Het is echter belangrijk om te beseffen dat ook elektrische auto’s niet volledig milieuvriendelijk zijn. De elektriciteit die nodig is om een EV te laden, wordt in Nederland voor de helft opgewekt uit fossiele brandstoffen. Een middenklasse EV die 15.000 kilometer per jaar rijdt, verdubbelt het elektriciteitsverbruik van een gemiddeld huishouden. Naast het elektriciteitsverbruik is het productieproces van een elektrische auto, en meer specifiek de benodigde grondstoffen, een belangrijk aandachtspunt.
De overstap naar elektrische aandrijving heeft geleid tot een explosieve groei van de wereldwijde vraag naar mineralen en metalen, ook wel critical raw materials genoemd. De Europese Commissie definieert deze materialen als grondstoffen met een groot economisch belang, waarbij er een hoog risico op toeleveringsproblemen is vanwege het beperkte aantal bronnen en het gebrek aan betaalbare alternatieven.
Een belangrijk voorbeeld hiervan is neodymium, dat nodig is voor de productie van permanente magneten in elektromotoren en windturbines. Hoewel neodymium op veel plaatsen in de wereld voorkomt, is de winning ervan enorm vervuilend, waardoor het voornamelijk in China wordt gedolven.
Voor de productie van een doorsnee elektrische auto zijn diverse kritische materialen nodig. Voor de motor zijn dit neodymium, praseodymium en dysprosium. Voor de accu gaat het vooral om nikkel, kobalt en lithium. Neodymium is nodig voor de magneten in de motoren, terwijl grafiet, nikkel, kobalt en lithium cruciale bestanddelen zijn van de accu’s.
De meeste van deze materialen worden in China geproduceerd of verwerkt, wat leidt tot afhankelijkheid van China en ethische en milieuproblemen bij de winning.
Bijvoorbeeld, de winning van nikkel in Indonesië heeft geleid tot grootschalige ontbossing en ernstige milieuvervuiling. De productie van kobalt in Congo is berucht vanwege kinderarbeid en slechte arbeidsomstandigheden. Hoewel autofabrikanten zoals Mercedes-Benz maatregelen nemen om de bron van hun grondstoffen zorgvuldig te controleren, is het moeilijk om misstanden volledig uit te sluiten.

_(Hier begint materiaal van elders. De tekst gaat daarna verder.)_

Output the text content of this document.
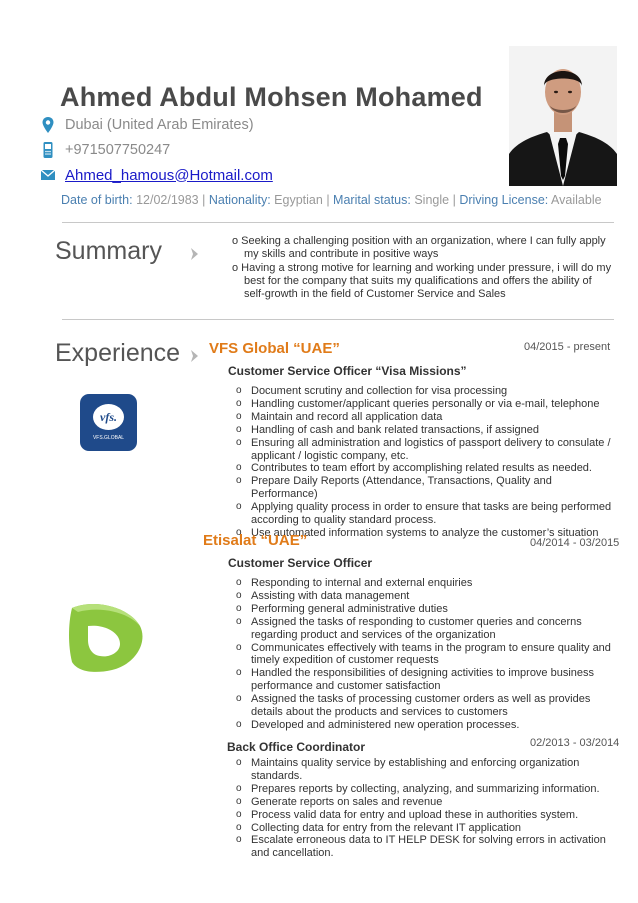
Ahmed Abdul Mohsen Mohamed
Dubai (United Arab Emirates)
+971507750247
Ahmed_hamous@Hotmail.com
Date of birth: 12/02/1983 | Nationality: Egyptian | Marital status: Single | Driving License: Available
Summary	o Seeking a challenging position with an organization, where I can fully apply my skills and contribute in positive ways
o Having a strong motive for learning and working under pressure, i will do my best for the company that suits my qualifications and offers the ability of self-growth in the field of Customer Service and Sales
Experience VFS Global “UAE”	04/2015 - present
Customer Service Officer “Visa Missions”
vfs.
VFS.GLOBAL
o Document scrutiny and collection for visa processing
o Handling customer/applicant queries personally or via e-mail, telephone
o Maintain and record all application data
o Handling of cash and bank related transactions, if assigned
o Ensuring all administration and logistics of passport delivery to consulate / applicant / logistic company, etc.
o Contributes to team effort by accomplishing related results as needed.
o Prepare Daily Reports (Attendance, Transactions, Quality and Performance)
o Applying quality process in order to ensure that tasks are being performed according to quality standard process.
o Use automated information systems to analyze the customer’s situation
Etisalat “UAE”	04/2014 - 03/2015
Customer Service Officer
o Responding to internal and external enquiries
o Assisting with data management
o Performing general administrative duties
o Assigned the tasks of responding to customer queries and concerns regarding product and services of the organization
o Communicates effectively with teams in the program to ensure quality and timely expedition of customer requests
o Handled the responsibilities of designing activities to improve business performance and customer satisfaction
o Assigned the tasks of processing customer orders as well as provides details about the products and services to customers
o Developed and administered new operation processes.
Back Office Coordinator	02/2013 - 03/2014
o Maintains quality service by establishing and enforcing organization standards.
o Prepares reports by collecting, analyzing, and summarizing information.
o Generate reports on sales and revenue
o Process valid data for entry and upload these in authorities system.
o Collecting data for entry from the relevant IT application
o Escalate erroneous data to IT HELP DESK for solving errors in activation and cancellation.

Er zijn echter ook positieve ontwikkelingen. De recycling van gebruikte lithium-ionaccu’s kan de vraag naar nieuw gedolven grondstoffen verminderen. Daarnaast werken autofabrikanten aan nieuwe technologieën die minder afhankelijk zijn van kritische grondstoffen.
Bijvoorbeeld, de LFP-accu (Lithium Iron Phosphate) vervangt nikkel, mangaan en kobalt door fosfor en ijzer, hoewel deze accu’s een lagere energiedichtheid hebben. Ook worden Na-ion-accu’s ontwikkeld, die geen kritische materialen bevatten en goedkoper zijn, maar een lagere energiedichtheid hebben.
In de komende jaren zullen lithium-ionaccu’s waarschijnlijk de standaard blijven vanwege de enorme investeringen in deze technologie. Tegelijkertijd blijft het belangrijk om alternatieve bronnen en technologieën te ontwikkelen om de afhankelijkheid van kritische grondstoffen te verminderen en milieuproblemen aan te pakken.
Autofabrikanten moeten blijven werken aan duurzame en ethisch verantwoorde oplossingen om de volledige potentie van elektrisch rijden te realiseren zonder de donkere kant van de productieprocessen uit het oog te verliezen.